第35話 諒くんからの電話
その日の夜、諒くんから電話がきた。
「茜ちゃん、忙しいの?」
「えっ?別に忙しくないよ」
「じゃ、なんでジムに全然こないの?」
「なんでって……」
「先月、職場復帰のお祝い会してくれたけどさ、ジムにも来ないし、電話もくれないじゃん?」
「だって……」
「冷たいじゃん!!
リハビリしてた時は、毎日付き合ってくれたのに、職場復帰した途端に無視なんてさ!」
「無視してるつもりじゃないけど、私からの電話なんて迷惑でしょ?」
「迷惑?なんで?
俺、花菜の友達で面識あるの、茜ちゃんと美鈴さんだけだから。
2人に無視されたら、花菜の話しをする相手がいなくなっちゃうんだけど。
あっ!ってゆうか、茜ちゃん彼氏できたとか?」
「えっ!!彼氏なんていないよ!!」
「実は今朝、東京駅で茜ちゃん見かけたんだ」
「えっ?今朝って?」
「こんな偶然ある?って、声かけようかと思ったけど、お連れ様がいたからさ。
遠慮したんだけど」
「あっ、全然そんなんじゃないから!会社の人だよ!!
会社の人と、仕事で!」
「あはは!良かった!!会社の人なんだ?
ってゆうか、茜ちゃん、なんかすっごい厳しい顔してたよ。
仕事の時は、あぁゆう顔してんの?
初めて見たって顔だった!あはは!
じゃ、近々ジムに来てね!
会費引き落とされてるんだから、もったいないよ!!
じゃ、待ってるからね~」
諒くんに、石川さんと一緒のところを見られてたなんて……
声かけられなくて良かったな。
声かけられてたら、動揺して、花菜ちゃんの彼氏って、石川さんに言っちゃうところだった……
そもそも、私と諒くんは友達ではない。
親友の彼氏
諒くんからしたら、私は彼女の友達
花菜ちゃんが亡くなった今は、私が諒くんに連絡をとるなんて、もうしない方がいいのだろうと思っていた。

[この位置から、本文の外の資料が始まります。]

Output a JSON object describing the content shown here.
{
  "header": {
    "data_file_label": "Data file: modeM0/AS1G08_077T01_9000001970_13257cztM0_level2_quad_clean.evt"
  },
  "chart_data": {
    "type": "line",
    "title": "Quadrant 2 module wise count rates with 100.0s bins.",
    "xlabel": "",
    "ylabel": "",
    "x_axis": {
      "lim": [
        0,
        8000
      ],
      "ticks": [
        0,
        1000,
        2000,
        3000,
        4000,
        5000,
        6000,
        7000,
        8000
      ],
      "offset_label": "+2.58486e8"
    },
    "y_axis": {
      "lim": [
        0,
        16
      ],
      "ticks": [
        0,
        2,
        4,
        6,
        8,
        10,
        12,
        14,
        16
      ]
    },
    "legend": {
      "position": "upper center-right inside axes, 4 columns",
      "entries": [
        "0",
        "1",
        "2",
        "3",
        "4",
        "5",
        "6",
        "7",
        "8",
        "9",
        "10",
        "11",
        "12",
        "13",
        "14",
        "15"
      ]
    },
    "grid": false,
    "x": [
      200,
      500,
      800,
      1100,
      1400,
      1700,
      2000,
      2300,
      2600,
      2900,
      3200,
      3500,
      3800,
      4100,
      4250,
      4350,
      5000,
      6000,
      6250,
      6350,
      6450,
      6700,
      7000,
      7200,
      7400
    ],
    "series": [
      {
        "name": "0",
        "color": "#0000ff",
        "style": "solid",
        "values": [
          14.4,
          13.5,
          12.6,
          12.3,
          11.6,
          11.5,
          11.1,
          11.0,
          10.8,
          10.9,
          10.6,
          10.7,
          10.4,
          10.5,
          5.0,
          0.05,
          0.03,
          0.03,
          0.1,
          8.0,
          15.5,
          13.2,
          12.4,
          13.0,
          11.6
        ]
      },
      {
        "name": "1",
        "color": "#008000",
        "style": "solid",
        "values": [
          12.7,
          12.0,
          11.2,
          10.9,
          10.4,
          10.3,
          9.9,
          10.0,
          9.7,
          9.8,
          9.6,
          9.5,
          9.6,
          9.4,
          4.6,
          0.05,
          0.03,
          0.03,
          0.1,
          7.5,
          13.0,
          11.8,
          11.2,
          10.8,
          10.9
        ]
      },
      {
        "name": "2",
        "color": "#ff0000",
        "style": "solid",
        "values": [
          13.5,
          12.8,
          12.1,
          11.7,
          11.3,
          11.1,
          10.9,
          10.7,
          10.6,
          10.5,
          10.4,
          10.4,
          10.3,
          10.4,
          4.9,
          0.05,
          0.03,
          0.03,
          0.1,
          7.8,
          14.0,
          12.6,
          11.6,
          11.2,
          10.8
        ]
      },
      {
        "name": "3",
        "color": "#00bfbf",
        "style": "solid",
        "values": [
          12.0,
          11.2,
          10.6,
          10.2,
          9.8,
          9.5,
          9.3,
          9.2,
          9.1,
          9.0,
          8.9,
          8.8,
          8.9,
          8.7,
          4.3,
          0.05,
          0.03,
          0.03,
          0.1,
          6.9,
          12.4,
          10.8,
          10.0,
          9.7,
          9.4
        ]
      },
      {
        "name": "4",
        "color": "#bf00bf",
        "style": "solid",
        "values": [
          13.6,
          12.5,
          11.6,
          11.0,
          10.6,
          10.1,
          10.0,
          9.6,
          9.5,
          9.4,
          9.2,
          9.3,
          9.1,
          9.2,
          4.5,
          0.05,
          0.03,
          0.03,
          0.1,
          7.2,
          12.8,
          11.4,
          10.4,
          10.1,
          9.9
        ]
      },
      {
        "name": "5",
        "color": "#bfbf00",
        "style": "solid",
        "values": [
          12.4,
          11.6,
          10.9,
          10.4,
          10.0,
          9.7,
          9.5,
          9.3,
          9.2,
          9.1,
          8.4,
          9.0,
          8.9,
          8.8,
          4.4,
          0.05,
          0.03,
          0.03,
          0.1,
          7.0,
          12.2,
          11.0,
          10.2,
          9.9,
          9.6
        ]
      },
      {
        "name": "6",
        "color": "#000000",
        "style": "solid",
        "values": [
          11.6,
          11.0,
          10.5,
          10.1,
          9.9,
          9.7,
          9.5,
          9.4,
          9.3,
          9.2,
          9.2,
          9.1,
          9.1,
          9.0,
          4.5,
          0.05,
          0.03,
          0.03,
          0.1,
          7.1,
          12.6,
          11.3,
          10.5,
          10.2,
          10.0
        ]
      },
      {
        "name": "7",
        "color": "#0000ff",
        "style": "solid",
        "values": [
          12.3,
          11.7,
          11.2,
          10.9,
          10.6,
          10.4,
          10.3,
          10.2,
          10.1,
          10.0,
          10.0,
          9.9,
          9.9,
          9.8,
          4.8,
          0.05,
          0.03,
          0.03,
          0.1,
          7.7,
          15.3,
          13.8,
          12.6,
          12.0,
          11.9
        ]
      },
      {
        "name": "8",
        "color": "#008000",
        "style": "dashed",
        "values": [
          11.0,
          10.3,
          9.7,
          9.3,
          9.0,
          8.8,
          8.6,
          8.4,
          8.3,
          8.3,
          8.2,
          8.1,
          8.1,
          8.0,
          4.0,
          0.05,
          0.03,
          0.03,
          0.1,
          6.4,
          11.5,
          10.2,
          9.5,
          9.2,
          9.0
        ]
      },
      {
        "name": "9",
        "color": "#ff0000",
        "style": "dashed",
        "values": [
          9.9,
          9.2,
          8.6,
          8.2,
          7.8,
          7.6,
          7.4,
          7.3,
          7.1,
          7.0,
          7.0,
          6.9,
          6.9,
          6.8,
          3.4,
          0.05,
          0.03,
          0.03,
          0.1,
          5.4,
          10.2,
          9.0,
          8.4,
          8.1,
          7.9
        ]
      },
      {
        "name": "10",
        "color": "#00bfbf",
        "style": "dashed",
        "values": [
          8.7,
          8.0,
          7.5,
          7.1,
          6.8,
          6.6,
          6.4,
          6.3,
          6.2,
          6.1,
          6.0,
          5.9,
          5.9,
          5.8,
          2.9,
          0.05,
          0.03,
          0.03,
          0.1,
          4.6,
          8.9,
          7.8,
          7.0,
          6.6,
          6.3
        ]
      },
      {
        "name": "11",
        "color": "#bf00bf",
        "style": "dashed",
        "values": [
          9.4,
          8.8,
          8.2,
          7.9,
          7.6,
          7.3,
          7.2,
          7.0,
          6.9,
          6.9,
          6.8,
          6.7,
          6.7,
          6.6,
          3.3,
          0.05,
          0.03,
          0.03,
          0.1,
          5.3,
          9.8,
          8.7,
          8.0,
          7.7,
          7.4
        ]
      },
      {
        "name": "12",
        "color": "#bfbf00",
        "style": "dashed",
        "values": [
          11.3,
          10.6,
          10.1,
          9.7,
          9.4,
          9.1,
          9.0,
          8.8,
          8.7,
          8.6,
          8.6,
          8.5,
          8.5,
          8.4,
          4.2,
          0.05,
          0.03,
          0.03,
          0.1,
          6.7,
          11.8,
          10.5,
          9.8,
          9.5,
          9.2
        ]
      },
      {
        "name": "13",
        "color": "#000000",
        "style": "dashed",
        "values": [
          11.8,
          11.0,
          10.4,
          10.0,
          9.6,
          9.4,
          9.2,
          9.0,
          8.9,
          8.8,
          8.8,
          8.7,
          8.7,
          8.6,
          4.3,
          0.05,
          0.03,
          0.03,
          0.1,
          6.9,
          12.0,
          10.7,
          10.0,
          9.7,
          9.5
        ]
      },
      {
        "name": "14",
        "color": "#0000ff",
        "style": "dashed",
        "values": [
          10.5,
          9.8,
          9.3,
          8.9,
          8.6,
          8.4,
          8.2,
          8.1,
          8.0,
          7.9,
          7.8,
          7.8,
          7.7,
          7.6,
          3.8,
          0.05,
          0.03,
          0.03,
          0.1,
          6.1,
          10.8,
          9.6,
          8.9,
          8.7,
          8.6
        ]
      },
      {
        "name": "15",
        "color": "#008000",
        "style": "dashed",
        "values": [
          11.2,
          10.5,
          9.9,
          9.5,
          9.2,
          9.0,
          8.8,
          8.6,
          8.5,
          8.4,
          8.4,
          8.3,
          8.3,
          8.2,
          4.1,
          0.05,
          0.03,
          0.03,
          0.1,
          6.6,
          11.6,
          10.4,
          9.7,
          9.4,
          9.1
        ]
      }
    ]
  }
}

一周忌法要の時に、花菜ちゃんのお母さんが諒くんに言っていたけど、あなたは花菜のことは、
もう過去の人くらいに思ってくれていいんだから、って。
花菜ちゃんに縛られなくていいってことを、お母さんは言っていた。
それならば、私が諒くんに連絡をとることは、いつまでも花菜ちゃんから離れられなくさせてしまうのではないだろうか……
そんな風に思って、電話もできないでいた。
ジムも解約とか休会とかすればいいのだろうけど、それもできずにいた。
私自身の気持ちは、諒くんに会いたいと思っていたから。
ジムに行けば、会えるのだから、行けばいい。
でも、いつも一緒に行っていた花菜ちゃんが、今は もう いない。
花菜ちゃんがいないのに、ジムに行くのは、なんだか卑怯な気がしていた。
一緒にリハビリしたり、なんだかんだと口実を作って、諒くんに会うことは、私の中では花菜ちゃんに対して、罪悪感があった。